I agree a bit. Unless you have a real ballsy machine you notice a pretty significant performance hit -- especially wrt the intellisense related tools.
One plugin that would be really useful would be a source verifier that alerts you when your code won't run on, say, a given version of .NET or Mono.
I've been using visual studio quite awhile now, and am still appalled that there is not good integration with any source control system. Subversion is only 3%!? Shouldn't every coder use source control? TFS doesn't count when CVS, SVN, hg, and git are all free and widely spread. VSS doesn't count either =P The subversion plugins are ok at best.

ReSharper adds a lot of features to VS that is standard in Eclipse and IntelliJ in the Java world, hence many people love ReSharper, esp transplants from the Java world.

visualSVN is good and AnkhSVN is a decent free one.
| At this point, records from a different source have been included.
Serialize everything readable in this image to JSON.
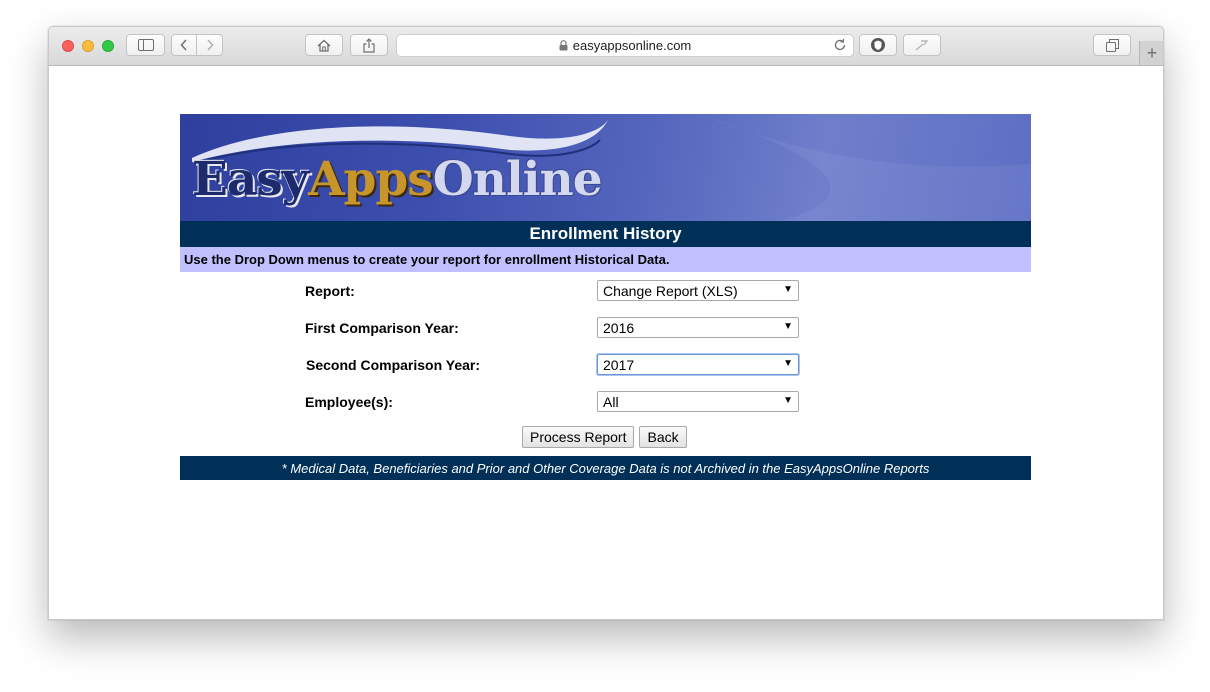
{
  "browser": {
    "url": "easyappsonline.com"
  },
  "page": {
    "logo": {
      "easy": "Easy",
      "apps": "Apps",
      "online": "Online"
    },
    "title": "Enrollment History",
    "instructions": "Use the Drop Down menus to create your report for enrollment Historical Data.",
    "form": {
      "report": {
        "label": "Report:",
        "value": "Change Report (XLS)"
      },
      "first_year": {
        "label": "First Comparison Year:",
        "value": "2016"
      },
      "second_year": {
        "label": "Second Comparison Year:",
        "value": "2017"
      },
      "employees": {
        "label": "Employee(s):",
        "value": "All"
      }
    },
    "buttons": {
      "process": "Process Report",
      "back": "Back"
    },
    "footer_note": "* Medical Data, Beneficiaries and Prior and Other Coverage Data is not Archived in the EasyAppsOnline Reports"
  },
  "colors": {
    "header_bar": "#003058",
    "instruction_bar": "#c0c0ff",
    "banner_blue": "#3d4fae",
    "logo_gold": "#c8952a"
  }
}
I've never placed a massive priority on source control integration to the IDE though, TortoiseSVN does fine for me.

What workflow do you use that requires it to be integrated into the IDE, or is it just a convenience thing?

I've been using the VisualSVN plugin for the past few years and have found it to be really pleasant. It's $50, but it's been well worth it for me. http://visualsvn.com/

Alternatively, it sounds like AnhkSVN has been making some great strides lately, but a bad experience with it several years back has kept me away from it. They're free, so they might be worth checking out as well. http://ankhsvn.open.collab.net/

Visual Studio has built in hooks for adding in source control support. It's not really MS's fault that few take advantage of this. Whenever you create a solution one option is "add to source control", it's up to your current source control extension to take and run with it if you do check that box. In Tools > Options > Source Control, you can choose your source control plugin.

With that said, I never use source control within Visual Studio. I always have good ol' bash running git off to the side. I much prefer my IDE not know nor try to do too much, it often ends up in disaster.

The problem is that version control system integration in VS itself is usually worse than the same integration in the regular filesystem explorer.

If they only could get something that is on par with what Eclipse has I'd be very happy.